В наушниках слышен подавленный смешок. Это Заяц хихикает над моим елейным голосом. И смех, и грех!

- Справа впереди аэродром!-неожиданно провозглашает штурман.-Самолеты летают!

Меня коробит его победоносный тон. Будто это его заслуга, что впереди появился аэродром.

- Чему ты радуешься?-спрашиваю я.- Это что- наш аэродром?

- Нет, конечно, - беззаботно отвечает Евсеев, - но мы там сядем.

Садиться на чужой аэродром-удовольствие маленькое. Вряд ли нас там накормят, а уж спать-то наверняка придется сидя в кабине.

- Сядем, - ворчу я и тут же, к слову, ехидно замечаю:- А ты уверен, что это наш аэродром, а не фашистский?
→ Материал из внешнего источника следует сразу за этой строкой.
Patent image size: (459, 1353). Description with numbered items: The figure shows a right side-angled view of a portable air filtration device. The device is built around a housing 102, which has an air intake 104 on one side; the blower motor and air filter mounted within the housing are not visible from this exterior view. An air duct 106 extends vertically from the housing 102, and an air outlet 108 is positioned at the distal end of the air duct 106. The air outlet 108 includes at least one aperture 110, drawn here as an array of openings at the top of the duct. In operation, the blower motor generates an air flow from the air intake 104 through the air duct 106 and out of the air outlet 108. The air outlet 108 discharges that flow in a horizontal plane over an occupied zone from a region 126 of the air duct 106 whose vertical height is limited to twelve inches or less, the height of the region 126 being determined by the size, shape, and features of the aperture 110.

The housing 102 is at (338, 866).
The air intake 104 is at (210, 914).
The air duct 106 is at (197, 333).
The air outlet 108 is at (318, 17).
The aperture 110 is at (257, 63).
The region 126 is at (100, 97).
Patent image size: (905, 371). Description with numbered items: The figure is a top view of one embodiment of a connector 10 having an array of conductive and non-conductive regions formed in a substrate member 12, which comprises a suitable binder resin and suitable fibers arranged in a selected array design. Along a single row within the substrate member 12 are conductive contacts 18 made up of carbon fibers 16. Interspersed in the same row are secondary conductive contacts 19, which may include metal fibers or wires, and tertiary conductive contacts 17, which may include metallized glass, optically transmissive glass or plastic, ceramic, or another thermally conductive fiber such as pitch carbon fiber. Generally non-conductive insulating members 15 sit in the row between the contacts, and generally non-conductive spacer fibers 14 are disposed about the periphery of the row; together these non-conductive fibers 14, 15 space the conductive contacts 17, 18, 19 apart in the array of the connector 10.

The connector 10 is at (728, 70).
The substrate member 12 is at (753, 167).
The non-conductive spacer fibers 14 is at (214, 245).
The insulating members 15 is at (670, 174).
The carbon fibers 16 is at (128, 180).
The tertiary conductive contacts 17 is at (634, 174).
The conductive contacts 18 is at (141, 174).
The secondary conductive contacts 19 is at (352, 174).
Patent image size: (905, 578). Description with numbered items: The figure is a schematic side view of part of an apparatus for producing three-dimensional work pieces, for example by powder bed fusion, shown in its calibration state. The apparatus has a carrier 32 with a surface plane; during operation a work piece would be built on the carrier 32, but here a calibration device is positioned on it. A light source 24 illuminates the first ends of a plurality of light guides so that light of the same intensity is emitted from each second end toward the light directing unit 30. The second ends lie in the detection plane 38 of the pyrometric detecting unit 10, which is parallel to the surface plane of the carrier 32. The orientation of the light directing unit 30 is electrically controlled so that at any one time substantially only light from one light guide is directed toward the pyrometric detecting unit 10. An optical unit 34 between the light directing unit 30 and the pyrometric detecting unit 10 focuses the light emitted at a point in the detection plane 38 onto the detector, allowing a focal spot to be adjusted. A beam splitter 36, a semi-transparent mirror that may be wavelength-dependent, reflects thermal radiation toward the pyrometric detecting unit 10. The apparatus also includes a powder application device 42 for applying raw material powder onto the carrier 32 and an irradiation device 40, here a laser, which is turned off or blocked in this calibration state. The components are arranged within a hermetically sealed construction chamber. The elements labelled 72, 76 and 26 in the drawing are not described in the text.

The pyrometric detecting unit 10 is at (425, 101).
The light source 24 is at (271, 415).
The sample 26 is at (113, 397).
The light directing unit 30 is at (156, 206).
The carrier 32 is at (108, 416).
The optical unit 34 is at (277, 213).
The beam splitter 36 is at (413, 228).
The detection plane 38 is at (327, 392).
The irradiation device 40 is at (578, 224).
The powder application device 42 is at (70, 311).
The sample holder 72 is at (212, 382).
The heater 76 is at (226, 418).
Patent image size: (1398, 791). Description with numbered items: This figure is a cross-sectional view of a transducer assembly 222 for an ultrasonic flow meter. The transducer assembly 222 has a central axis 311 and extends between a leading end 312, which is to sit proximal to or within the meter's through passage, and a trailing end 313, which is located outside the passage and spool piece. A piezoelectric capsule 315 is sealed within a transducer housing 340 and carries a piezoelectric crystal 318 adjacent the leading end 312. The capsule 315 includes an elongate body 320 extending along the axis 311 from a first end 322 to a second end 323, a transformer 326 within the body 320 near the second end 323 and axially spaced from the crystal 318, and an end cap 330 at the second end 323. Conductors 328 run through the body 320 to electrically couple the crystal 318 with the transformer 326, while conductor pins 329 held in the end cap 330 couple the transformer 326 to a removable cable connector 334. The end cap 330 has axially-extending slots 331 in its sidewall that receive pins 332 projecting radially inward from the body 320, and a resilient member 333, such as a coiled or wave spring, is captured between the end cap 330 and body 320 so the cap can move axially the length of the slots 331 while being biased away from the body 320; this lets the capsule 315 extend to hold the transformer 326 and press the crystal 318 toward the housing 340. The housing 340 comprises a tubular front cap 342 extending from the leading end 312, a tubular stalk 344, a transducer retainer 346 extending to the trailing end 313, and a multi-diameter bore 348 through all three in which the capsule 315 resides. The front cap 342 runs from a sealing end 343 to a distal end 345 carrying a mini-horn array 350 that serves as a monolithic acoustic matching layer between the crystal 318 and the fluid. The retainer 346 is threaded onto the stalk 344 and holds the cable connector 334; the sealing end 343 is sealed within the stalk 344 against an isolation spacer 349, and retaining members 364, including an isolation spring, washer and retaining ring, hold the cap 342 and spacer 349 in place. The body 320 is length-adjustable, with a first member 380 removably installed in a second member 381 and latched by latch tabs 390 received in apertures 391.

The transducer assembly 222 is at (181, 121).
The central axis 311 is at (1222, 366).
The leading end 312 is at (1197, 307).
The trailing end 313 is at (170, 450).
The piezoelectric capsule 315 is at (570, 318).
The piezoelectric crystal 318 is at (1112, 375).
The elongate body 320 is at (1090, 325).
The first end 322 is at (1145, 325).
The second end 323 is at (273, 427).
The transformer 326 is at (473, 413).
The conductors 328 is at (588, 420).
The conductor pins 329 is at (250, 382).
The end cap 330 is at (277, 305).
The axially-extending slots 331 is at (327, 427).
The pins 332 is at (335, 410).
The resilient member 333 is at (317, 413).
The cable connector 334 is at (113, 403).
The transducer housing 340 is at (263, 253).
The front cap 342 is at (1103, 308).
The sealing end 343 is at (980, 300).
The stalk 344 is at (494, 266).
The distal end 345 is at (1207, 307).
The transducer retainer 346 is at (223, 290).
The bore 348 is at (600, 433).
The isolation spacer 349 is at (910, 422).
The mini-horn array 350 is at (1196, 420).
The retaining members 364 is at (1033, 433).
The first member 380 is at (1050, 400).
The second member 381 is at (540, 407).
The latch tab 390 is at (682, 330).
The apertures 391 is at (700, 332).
А может быть, мы болтаемся сейчас над территорией, занятой врагом, а?

Штурман явно обескуражен.

- Ну-у, тоже мне скажешь… Ясно, наш.

В голосе его неуверенность. Он так сбит с толку этим ночным приключением, что может сейчас поверить чему угодно.

На высоте тысячи метров подходим к аэродрому. Светится ночной старт, но какой-то странный. По кругу ходят три самолета, четвертый взлетает. Аэродром явно тренировочный, и самолеты небольшие. Возможно, что нам и не сесть здесь. Надо посмотреть, не то завалишься в конце пробега в овраг.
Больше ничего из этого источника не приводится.